Все еще лежа на спине, он увидел «даймлер», набиравший ход по тротуару и волочивший на переднем бампере кричащего Канамори. Внутри машины кто-то восторженно вопил. На заднем сиденье, позади шофера, находилось по крайней мере три человека. Затем «даймлер» переехал через тело Канамори и развернулся, оставив его распростертого у входа в кондитерский магазин.

Неистово сигналя, «даймлер» устремился назад по Хай-стрит, красные габаритные огни быстро растаяли в темноте ночи.

Де Джонг рывком встал на колени, но тут же согнулся. В этом положении он и пополз к Канамори. Тело его ныло от ушибов и ран, полученных в результате этого падения. Безжалостная боль пронизывала его голову и левую лодыжку. Лицо было все в порезах и кровоточило. Вся левая сторона онемела от боли. Если бы не Канамори, могло бы быть еще хуже. Значительно хуже.

Но он видел машину. И он знал, кто этот ублюдок, который был за рулем.
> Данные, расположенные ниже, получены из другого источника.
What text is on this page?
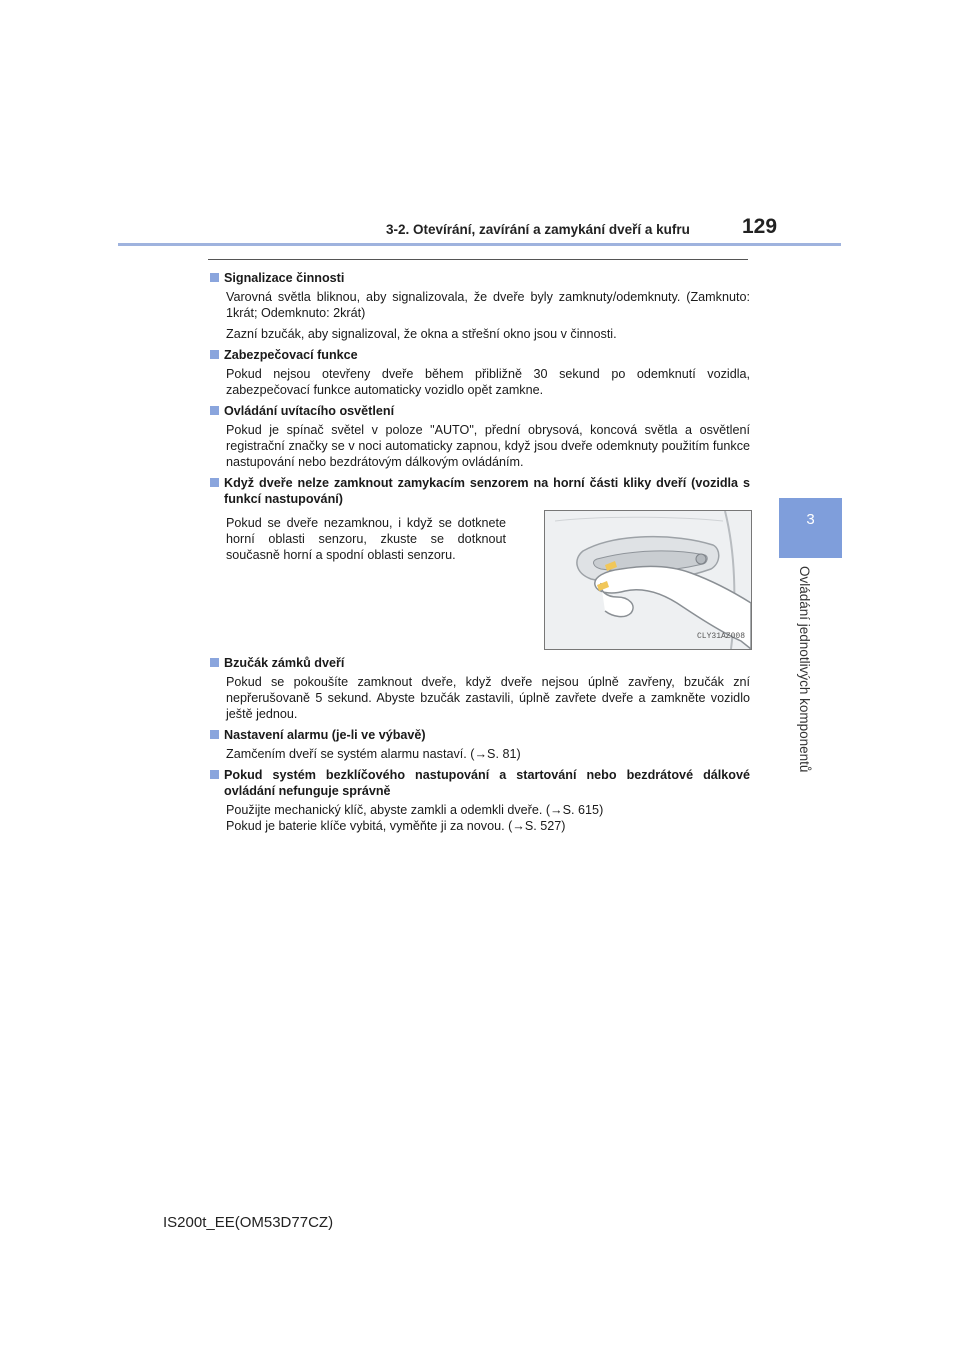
3-2. Otevírání, zavírání a zamykání dveří a kufru 129
3
Ovládání jednotlivých komponentů
Signalizace činnosti

Varovná světla bliknou, aby signalizovala, že dveře byly zamknuty/odemknuty. (Zamknuto: 1krát; Odemknuto: 2krát)

Zazní bzučák, aby signalizoval, že okna a střešní okno jsou v činnosti.

Zabezpečovací funkce

Pokud nejsou otevřeny dveře během přibližně 30 sekund po odemknutí vozidla, zabezpečovací funkce automaticky vozidlo opět zamkne.

Ovládání uvítacího osvětlení

Pokud je spínač světel v poloze "AUTO", přední obrysová, koncová světla a osvětlení registrační značky se v noci automaticky zapnou, když jsou dveře odemknuty použitím funkce nastupování nebo bezdrátovým dálkovým ovládáním.

Když dveře nelze zamknout zamykacím senzorem na horní části kliky dveří (vozidla s funkcí nastupování)
Pokud se dveře nezamknou, i když se dotknete horní oblasti senzoru, zkuste se dotknout současně horní a spodní oblasti senzoru.
CLY31AZ008
Bzučák zámků dveří

Pokud se pokoušíte zamknout dveře, když dveře nejsou úplně zavřeny, bzučák zní nepřerušovaně 5 sekund. Abyste bzučák zastavili, úplně zavřete dveře a zamkněte vozidlo ještě jednou.

Nastavení alarmu (je-li ve výbavě)

Zamčením dveří se systém alarmu nastaví. (→S. 81)

Pokud systém bezklíčového nastupování a startování nebo bezdrátové dálkové ovládání nefunguje správně

Použijte mechanický klíč, abyste zamkli a odemkli dveře. (→S. 615)

Pokud je baterie klíče vybitá, vyměňte ji za novou. (→S. 527)

IS200t_EE(OM53D77CZ)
Де Джонг подполз к Канамори и чуть не потерял сознание, взглянув на него. «Даймлер» оторвал ноги Канамори, содрал с него почти всю одежду, а лицо превратил во что-то неузнаваемое. Все вокруг японца было мокрым от крови — де Джонг чуть было не поскользнулся в этой кровавой луже. Рот Канамори выглядел, как черная дыра на кровавой маске; он пытался что-то сказать, но у него ничего не получалось. Он дотронулся до де Джонга рукой в рваных лоскутах залитой кровью кожи.

В окнах верхних этажей зажглись огни. Люди в ночных пижамах выглядывали наружу, спрашивали, что случилось и кто виноват во всем происшедшем.

Плачущий де Джонг поднял Канамори на руки. Скорбь переполняла его, он был на грани обморока. Вдруг Канамори схватил де Джонга за руку с такой поразительной силой, что у того чуть не треснули кости — спустя мгновение он умер.

Только вчетвером полицейские сумели оттащить бившегося в истерике де Джонга от изувеченного тела Канамори.

* * *

У де Джонга было сотрясение мозга, вывихнута лодыжка, рваные раны на лице и сломаны ребра. Но он покинул госпитальную койку, чтобы дать свидетельские показания в полиции о том, что владельцем желтого «даймлера» является студент Оксфорда по имени Денис Аддисон. Он добавил к этому, что он и Канамори побили Аддисона и двух его друзей по команде регби около ресторана на Мертон-стрит. Аддисон, судя по всему, теперь отомстил.

Но в своих показаниях Аддисон утверждал, что «даймлер» был у него украден за два дня до того, как с Канамори произошел этот печальный инцидент. А во время случившегося несчастья Аддисон гулял с компанией по лугу Крайат-Черч, расположенному довольно-таки далеко от Хай-стрит. Многочисленные свидетели готовы были подтвердить его алиби. Да, у них была стычка с де Джонгом и его японским другом. Они повредили ему руку, что заставило его бросить все занятия спортом. Причиной драки послужила обида Канамори на то, что его не приняли в университетский частный клуб. А Руперт де Джонг, по словам Аддисона, спровоцировал эту драку для того, чтобы поддержать своего японского друга.

Отец Аддисона, недавно назначенный адмирал флота, поднял все свои связи в поддержку сына. На власти Оксфорда, проводящие расследование обстоятельств смерти Канамори, посыпался град характеристик, телефонных звонков и прочих посланий в защиту молодого Аддисона. Они исходили от Палаты Лордов, министров Уайт-Холла, Министерства обороны и иерархов Английской церкви.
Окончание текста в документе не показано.